Rav Oury Cherki
L’homme carnivore
Paracha Re'eh, Av 5766
Le droit que s’arroge l’humanité d’abattre des animaux, domestiques ou sauvages, pour s’en alimenter, n’est pas une évidence d’un point de vue moral. Tuer pour vivre suppose la supériorité morale de celui qui tue, mais remets immédiatement en question la valeur d’une supériorité qui autorise la privation de la vie d’un autre être, même inférieur. La tradition hébraïque, en accord avec la recherche scientifique, présente l’humanité d’origine comme végétarienne: "Je vous donne toute plante porteuse de graine sur la face de la terre et tout arbre fruitier porteur de fruits, pour votre alimentation" (Béréchit 1, 30). Ce n’est qu’après le déluge que la Thora autorise la consommation de viande: "Tout ce qui vit sera votre alimentation comme les plantes, Je vous donne tout" (Bér. 9, 3). Les interprétations de cette autorisation sont divergentes. Pour Nachmanide, le déluge a créé une relation de dépendance des animaux envers l’homme.
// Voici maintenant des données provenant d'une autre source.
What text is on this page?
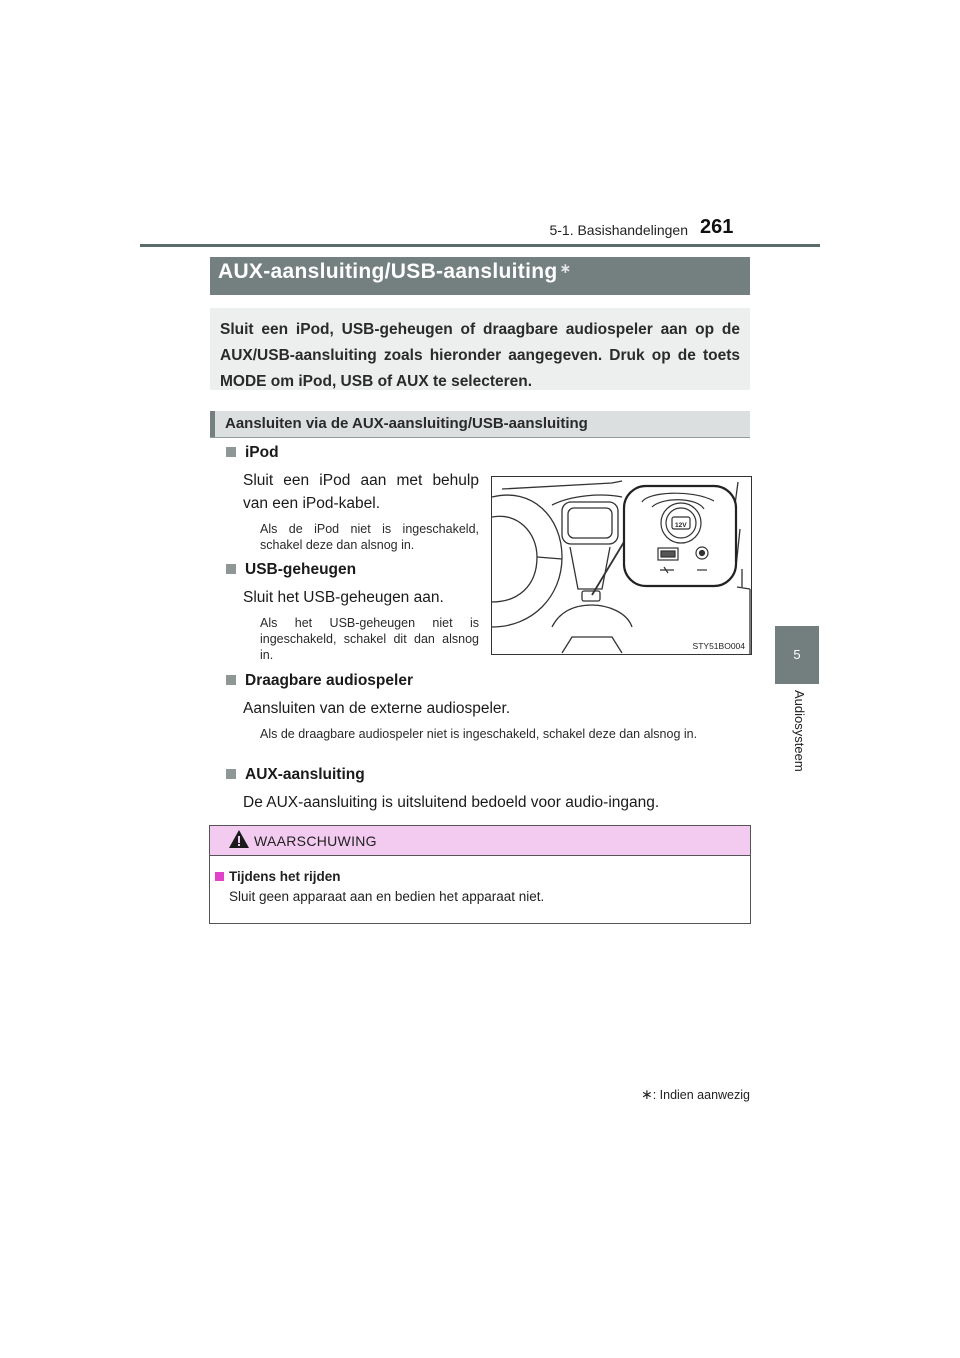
5-1. Basishandelingen 261
5
Audiosysteem
AUX-aansluiting/USB-aansluiting ∗

Sluit een iPod, USB-geheugen of draagbare audiospeler aan op de AUX/USB-aansluiting zoals hieronder aangegeven. Druk op de toets MODE om iPod, USB of AUX te selecteren.

Aansluiten via de AUX-aansluiting/USB-aansluiting
iPod
Sluit een iPod aan met behulp van een iPod-kabel.
Als de iPod niet is ingeschakeld, schakel deze dan alsnog in.
USB-geheugen
Sluit het USB-geheugen aan.
Als het USB-geheugen niet is ingeschakeld, schakel dit dan alsnog in.
12V
STY51BO004
Draagbare audiospeler
Aansluiten van de externe audiospeler.
Als de draagbare audiospeler niet is ingeschakeld, schakel deze dan alsnog in.
AUX-aansluiting
De AUX-aansluiting is uitsluitend bedoeld voor audio-ingang.
WAARSCHUWING
Tijdens het rijden
Sluit geen apparaat aan en bedien het apparaat niet.
∗: Indien aanwezig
En effet, c’est l’homme qui a sauvé les animaux dans l’arche de Noé, ce qui lui donne le droit de prendre sa part de leur chair. Ce que signifie cette idée est que l’ensemble des êtres vivants forme un seul grand organisme, où l’homme remplit la fonction d’élever l’animal au niveau d’être pensant, en participant à la vie humaine. Par contre pour le rav Kook, l’alimentation carnivore est une concession faite par la Thora à la violence des hommes, qui a été la cause du déluge. C’est pour que l’homme n’emploie pas la violence contre l’homme, que celle-ci est canalisée vers la vie animale. Ces deux interprétations a priori contradictoires, expriment en fait deux aspects de l’identité humaine, l’idéalisme et l’égoïsme. On peut en effet considérer la consommation de la viande comme un acte de sainteté qui fait participerl’animal à la vie humaine, ce qui est rare dans la vie courante mais qui est la norme dans la vie de sainteté, c’est à dire lors de la consommation de la chair des sacrifices. On peut aussi y voir une exacerbation de l’envie, et donc une concession faite à la barbarie. La première dimension est mise en évidence dans le livre de Vayikra (chap. 17, 3-4) où la Thora interdit formellement l’abattage des animaux domestiques en dehors du sanctuaire pendant la période du désert, condamnant cet acte comme un assassinat! Par contre dans le même texte, le sacrifice consommé au tabernacle est encouragé. C’est donc que le lieu saint est susceptible de sanctifier l’intention du consommateur.
Notre paracha, Reé, introduit les deux dimensions à la fois. D’une part le désir de viande est présenté du point de vue de l’envie, comme résultant de l’éloignement du lieu de sainteté: "Tu diras: je veux manger de la viande, car ta personne aura envie de manger de la viande, tu mangeras alors de la viande autant que le désire ta personne. Car tu sera éloigné du lieu que l’éternel ton Dieu choisira" (Devarim 12, 20-21). D’autre part, ce même désir est présenté comme le fruit de l’accomplissement de la promesse divine de l’expansion territoriale (verset 20): "Lorsque l’Eternel ton Dieu étendra ton territoire comme il te l’a promis, alors tu diras: je veux manger de la viande ". L’accomplissement de la promesse de la terre peut donc servir de levier à un élargissement du champ de la sainteté, de sorte que le profane puisse s’associer à la sainteté, résorbant ainsi l’écart entre l’idéalisme et l’égoïsme, qui sous-tend la condition humaine.